Nevertheless, some major online platforms voluntarily maintain databases of political ad sales. These datasets indicate that about 320 groups that do not disclose their donors collectively spent more than $281 million on online ads during the 2024 election cycle without disclosing any spending to the FEC. Another 38 nonprofits that do not disclose their donors but reported at least some spending to the FEC spent an additional $34 million on online ads. (As with TV spending, this analysis does not double count spending that appears in both data from online platforms and FEC data.) Without standardized disclosure regulations for online political advertising, however, the full extent of digital election spending remains difficult to quantify.
The major platforms that reported political ad sales for 2024 are Facebook, Instagram, Google, YouTube, X, and Snapchat. Spending totals for Facebook, Instagram, Google, and YouTube were collected by OpenSecrets, and spending totals for X and Snapchat were obtained directly from those platforms.
Social media platforms owned by Meta, the parent company of Facebook and Instagram, attracted the majority of documented online spending by dark money groups for the 2024 cycle — about $238 million. Google and YouTube, which are owned by Alphabet Inc., attracted about $66.2 million in dark money over the same period. Snapchat documented about $7 million. X reported around $3.9 million in dark money ad spending, though analysts have raised questions about the completeness of its data.
Importantly, each online platform makes its own decisions about how to define reportable political advertising, and these definitions can shift over time. Other practices, including what information is provided for ads and the format in which it is presented, also differ considerably. Researchers have documented significant gaps in multiple political ad archives. And even the most comprehensive archives generally exclude certain categories of spending, such as payments to influencers for content or political endorsements, further obscuring the whole picture.
Direct Spending Reported to the FEC
Nonprofits that do not disclose their donors reported about $43 million in direct spending to the FEC during the entire 2024 cycle. That amounts to less than 2.5 percent of all dark money in last year’s election. A small portion of this FEC-disclosed spending went to ads that are also included in TV and online ad data discussed above, but this analysis avoids double counting those expenditures.
The $43 million in direct spending is an increase over the prior cycle. During the 2022 midterms, dark money groups reported less than $25 million in spending to the FEC, the lowest total since the Citizens United decision. Spending reported to the FEC peaked at around $309 million in 2012. However, as groups switched to a strategy of largely funding allied super PACs, direct spending reported to the FEC gradually dropped.

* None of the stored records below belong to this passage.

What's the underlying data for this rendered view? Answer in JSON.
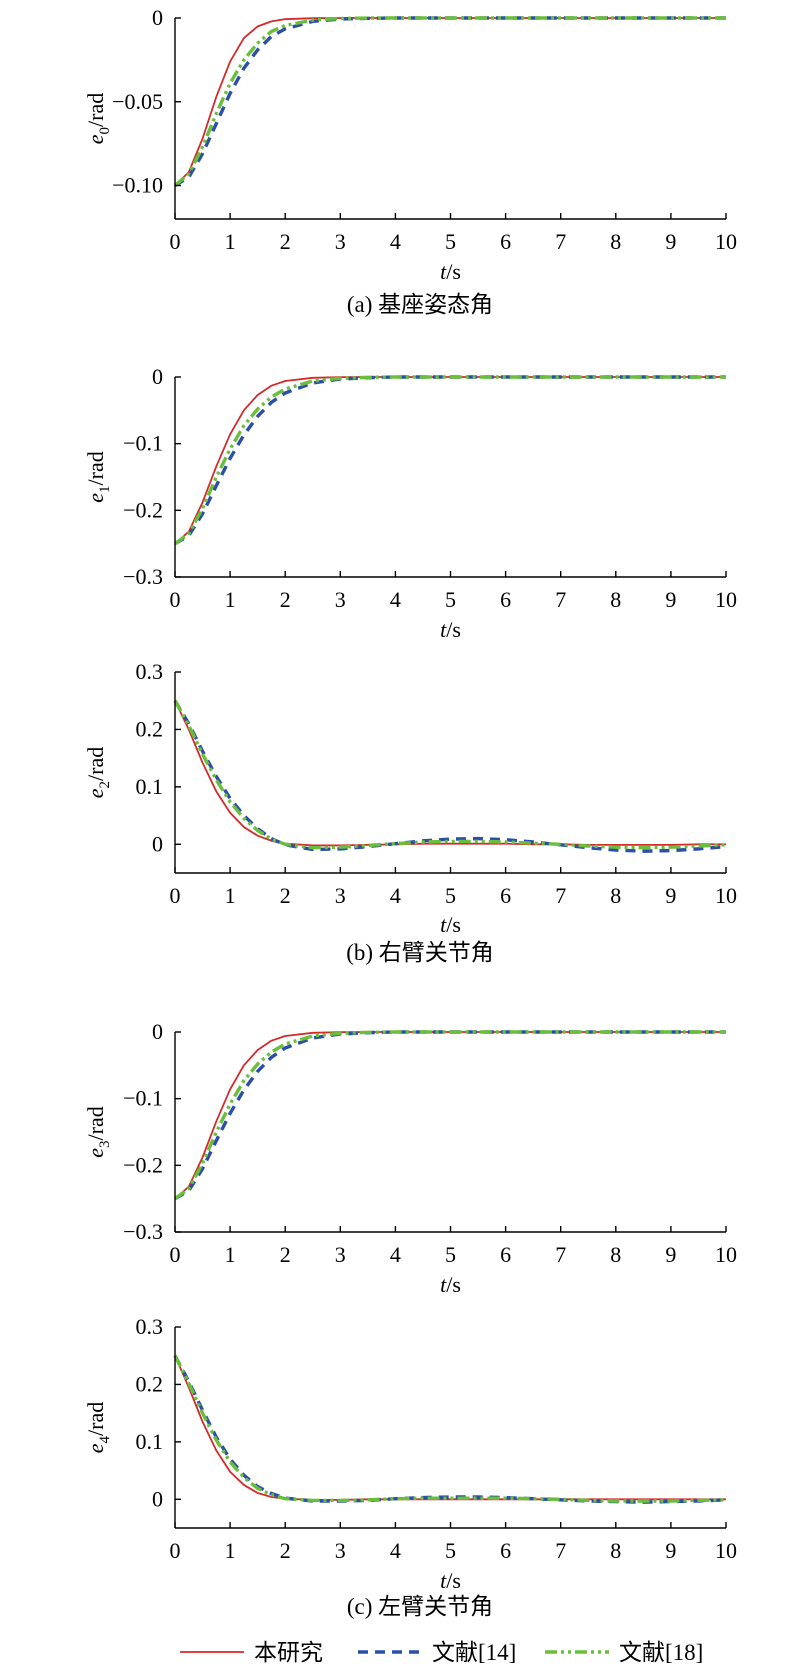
{
  "series_styles": [
    {
      "key": "ours",
      "color": "#d42a2a",
      "dash": "",
      "width": 1.8
    },
    {
      "key": "ref14",
      "color": "#2b4fa8",
      "dash": "10,7",
      "width": 3.4
    },
    {
      "key": "ref18",
      "color": "#6abf3a",
      "dash": "12,4,3,4,3,4",
      "width": 3.4
    }
  ],
  "legend": [
    {
      "key": "ours",
      "label": "本研究"
    },
    {
      "key": "ref14",
      "label": "文献[14]"
    },
    {
      "key": "ref18",
      "label": "文献[18]"
    }
  ],
  "captions": {
    "a": "(a) 基座姿态角",
    "b": "(b) 右臂关节角",
    "c": "(c) 左臂关节角"
  },
  "chart_data": [
    {
      "type": "line",
      "ylabel_var": "e",
      "ylabel_sub": "0",
      "ylabel_unit": "/rad",
      "xlabel_var": "t",
      "xlabel_unit": "/s",
      "xlim": [
        0,
        10
      ],
      "ylim": [
        -0.12,
        0.0
      ],
      "xticks": [
        "0",
        "1",
        "2",
        "3",
        "4",
        "5",
        "6",
        "7",
        "8",
        "9",
        "10"
      ],
      "yticks": [
        {
          "v": 0,
          "label": "0"
        },
        {
          "v": -0.05,
          "label": "−0.05"
        },
        {
          "v": -0.1,
          "label": "−0.10"
        }
      ],
      "x": [
        0,
        0.25,
        0.5,
        0.75,
        1,
        1.25,
        1.5,
        1.75,
        2,
        2.5,
        3,
        3.5,
        4,
        5,
        6,
        7,
        8,
        9,
        10
      ],
      "series": [
        {
          "key": "ours",
          "values": [
            -0.1,
            -0.092,
            -0.072,
            -0.047,
            -0.026,
            -0.012,
            -0.005,
            -0.002,
            -0.0007,
            -0.0001,
            0,
            0,
            0,
            0,
            0,
            0,
            0,
            0,
            0
          ]
        },
        {
          "key": "ref14",
          "values": [
            -0.1,
            -0.095,
            -0.081,
            -0.063,
            -0.045,
            -0.03,
            -0.019,
            -0.011,
            -0.0065,
            -0.002,
            -0.0006,
            -0.0002,
            0,
            0,
            0,
            0,
            0,
            0,
            0
          ]
        },
        {
          "key": "ref18",
          "values": [
            -0.1,
            -0.093,
            -0.077,
            -0.057,
            -0.039,
            -0.025,
            -0.015,
            -0.008,
            -0.0045,
            -0.0012,
            -0.0003,
            0,
            0,
            0,
            0,
            0,
            0,
            0,
            0
          ]
        }
      ]
    },
    {
      "type": "line",
      "ylabel_var": "e",
      "ylabel_sub": "1",
      "ylabel_unit": "/rad",
      "xlabel_var": "t",
      "xlabel_unit": "/s",
      "xlim": [
        0,
        10
      ],
      "ylim": [
        -0.3,
        0.0
      ],
      "xticks": [
        "0",
        "1",
        "2",
        "3",
        "4",
        "5",
        "6",
        "7",
        "8",
        "9",
        "10"
      ],
      "yticks": [
        {
          "v": 0,
          "label": "0"
        },
        {
          "v": -0.1,
          "label": "−0.1"
        },
        {
          "v": -0.2,
          "label": "−0.2"
        },
        {
          "v": -0.3,
          "label": "−0.3"
        }
      ],
      "x": [
        0,
        0.25,
        0.5,
        0.75,
        1,
        1.25,
        1.5,
        1.75,
        2,
        2.5,
        3,
        3.5,
        4,
        5,
        6,
        7,
        8,
        9,
        10
      ],
      "series": [
        {
          "key": "ours",
          "values": [
            -0.25,
            -0.232,
            -0.188,
            -0.134,
            -0.086,
            -0.05,
            -0.027,
            -0.013,
            -0.006,
            -0.0012,
            -0.0002,
            0,
            0,
            0,
            0,
            0,
            0,
            0,
            0
          ]
        },
        {
          "key": "ref14",
          "values": [
            -0.25,
            -0.238,
            -0.205,
            -0.163,
            -0.122,
            -0.087,
            -0.059,
            -0.038,
            -0.024,
            -0.009,
            -0.003,
            -0.001,
            0,
            0,
            0,
            0,
            0,
            0,
            0
          ]
        },
        {
          "key": "ref18",
          "values": [
            -0.25,
            -0.235,
            -0.197,
            -0.15,
            -0.108,
            -0.073,
            -0.048,
            -0.03,
            -0.018,
            -0.006,
            -0.002,
            -0.0005,
            0,
            0,
            0,
            0,
            0,
            0,
            0
          ]
        }
      ]
    },
    {
      "type": "line",
      "ylabel_var": "e",
      "ylabel_sub": "2",
      "ylabel_unit": "/rad",
      "xlabel_var": "t",
      "xlabel_unit": "/s",
      "xlim": [
        0,
        10
      ],
      "ylim": [
        -0.05,
        0.3
      ],
      "xticks": [
        "0",
        "1",
        "2",
        "3",
        "4",
        "5",
        "6",
        "7",
        "8",
        "9",
        "10"
      ],
      "yticks": [
        {
          "v": 0,
          "label": "0"
        },
        {
          "v": 0.1,
          "label": "0.1"
        },
        {
          "v": 0.2,
          "label": "0.2"
        },
        {
          "v": 0.3,
          "label": "0.3"
        }
      ],
      "x": [
        0,
        0.25,
        0.5,
        0.75,
        1,
        1.25,
        1.5,
        1.75,
        2,
        2.5,
        3,
        3.5,
        4,
        4.5,
        5,
        5.5,
        6,
        6.5,
        7,
        7.5,
        8,
        8.5,
        9,
        9.5,
        10
      ],
      "series": [
        {
          "key": "ours",
          "values": [
            0.25,
            0.2,
            0.142,
            0.092,
            0.055,
            0.03,
            0.015,
            0.006,
            0.001,
            -0.002,
            -0.002,
            -0.001,
            0,
            0.001,
            0.001,
            0.001,
            0.001,
            0,
            0,
            -0.001,
            -0.001,
            -0.001,
            -0.001,
            0,
            0
          ]
        },
        {
          "key": "ref14",
          "values": [
            0.25,
            0.21,
            0.162,
            0.118,
            0.08,
            0.05,
            0.027,
            0.01,
            -0.001,
            -0.009,
            -0.008,
            -0.004,
            0.001,
            0.006,
            0.009,
            0.01,
            0.008,
            0.004,
            -0.001,
            -0.006,
            -0.01,
            -0.012,
            -0.011,
            -0.008,
            -0.004
          ]
        },
        {
          "key": "ref18",
          "values": [
            0.25,
            0.207,
            0.157,
            0.112,
            0.074,
            0.045,
            0.024,
            0.009,
            0,
            -0.006,
            -0.005,
            -0.002,
            0.001,
            0.004,
            0.005,
            0.005,
            0.004,
            0.002,
            0,
            -0.003,
            -0.005,
            -0.006,
            -0.005,
            -0.003,
            -0.001
          ]
        }
      ]
    },
    {
      "type": "line",
      "ylabel_var": "e",
      "ylabel_sub": "3",
      "ylabel_unit": "/rad",
      "xlabel_var": "t",
      "xlabel_unit": "/s",
      "xlim": [
        0,
        10
      ],
      "ylim": [
        -0.3,
        0.0
      ],
      "xticks": [
        "0",
        "1",
        "2",
        "3",
        "4",
        "5",
        "6",
        "7",
        "8",
        "9",
        "10"
      ],
      "yticks": [
        {
          "v": 0,
          "label": "0"
        },
        {
          "v": -0.1,
          "label": "−0.1"
        },
        {
          "v": -0.2,
          "label": "−0.2"
        },
        {
          "v": -0.3,
          "label": "−0.3"
        }
      ],
      "x": [
        0,
        0.25,
        0.5,
        0.75,
        1,
        1.25,
        1.5,
        1.75,
        2,
        2.5,
        3,
        3.5,
        4,
        5,
        6,
        7,
        8,
        9,
        10
      ],
      "series": [
        {
          "key": "ours",
          "values": [
            -0.25,
            -0.232,
            -0.188,
            -0.134,
            -0.086,
            -0.05,
            -0.027,
            -0.013,
            -0.006,
            -0.0012,
            -0.0002,
            0,
            0,
            0,
            0,
            0,
            0,
            0,
            0
          ]
        },
        {
          "key": "ref14",
          "values": [
            -0.25,
            -0.238,
            -0.205,
            -0.163,
            -0.122,
            -0.087,
            -0.059,
            -0.038,
            -0.024,
            -0.009,
            -0.003,
            -0.001,
            0,
            0,
            0,
            0,
            0,
            0,
            0
          ]
        },
        {
          "key": "ref18",
          "values": [
            -0.25,
            -0.235,
            -0.197,
            -0.15,
            -0.108,
            -0.073,
            -0.048,
            -0.03,
            -0.018,
            -0.006,
            -0.002,
            -0.0005,
            0,
            0,
            0,
            0,
            0,
            0,
            0
          ]
        }
      ]
    },
    {
      "type": "line",
      "ylabel_var": "e",
      "ylabel_sub": "4",
      "ylabel_unit": "/rad",
      "xlabel_var": "t",
      "xlabel_unit": "/s",
      "xlim": [
        0,
        10
      ],
      "ylim": [
        -0.05,
        0.3
      ],
      "xticks": [
        "0",
        "1",
        "2",
        "3",
        "4",
        "5",
        "6",
        "7",
        "8",
        "9",
        "10"
      ],
      "yticks": [
        {
          "v": 0,
          "label": "0"
        },
        {
          "v": 0.1,
          "label": "0.1"
        },
        {
          "v": 0.2,
          "label": "0.2"
        },
        {
          "v": 0.3,
          "label": "0.3"
        }
      ],
      "x": [
        0,
        0.25,
        0.5,
        0.75,
        1,
        1.25,
        1.5,
        1.75,
        2,
        2.5,
        3,
        3.5,
        4,
        4.5,
        5,
        5.5,
        6,
        6.5,
        7,
        7.5,
        8,
        8.5,
        9,
        9.5,
        10
      ],
      "series": [
        {
          "key": "ours",
          "values": [
            0.25,
            0.195,
            0.135,
            0.085,
            0.048,
            0.025,
            0.011,
            0.004,
            0.001,
            -0.001,
            -0.001,
            0,
            0,
            0,
            0,
            0,
            0,
            0,
            0,
            0,
            0,
            0,
            0,
            0,
            0
          ]
        },
        {
          "key": "ref14",
          "values": [
            0.25,
            0.205,
            0.155,
            0.108,
            0.07,
            0.042,
            0.022,
            0.01,
            0.002,
            -0.003,
            -0.003,
            -0.002,
            0.001,
            0.003,
            0.004,
            0.004,
            0.003,
            0.001,
            -0.001,
            -0.003,
            -0.004,
            -0.005,
            -0.004,
            -0.003,
            -0.001
          ]
        },
        {
          "key": "ref18",
          "values": [
            0.25,
            0.202,
            0.15,
            0.103,
            0.065,
            0.038,
            0.019,
            0.008,
            0.001,
            -0.002,
            -0.002,
            -0.001,
            0.001,
            0.002,
            0.002,
            0.002,
            0.002,
            0.001,
            0,
            -0.002,
            -0.003,
            -0.003,
            -0.003,
            -0.002,
            -0.001
          ]
        }
      ]
    }
  ]
}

Spending That Cannot Be Tracked
Several other types of election spending by dark money groups have not been included in this analysis because they are difficult or impossible to track. As noted, not all online platforms release spending data, and none publishes data on certain forms of expenditures, like paid influencers. This analysis also does not include data for radio ads that are not reported to the FEC, and, as mentioned above, streaming video applications and some TV spending. Other forms of communication, like billboards and flyers, are also generally left out of FEC data unless they expressly advocate for or against a candidate.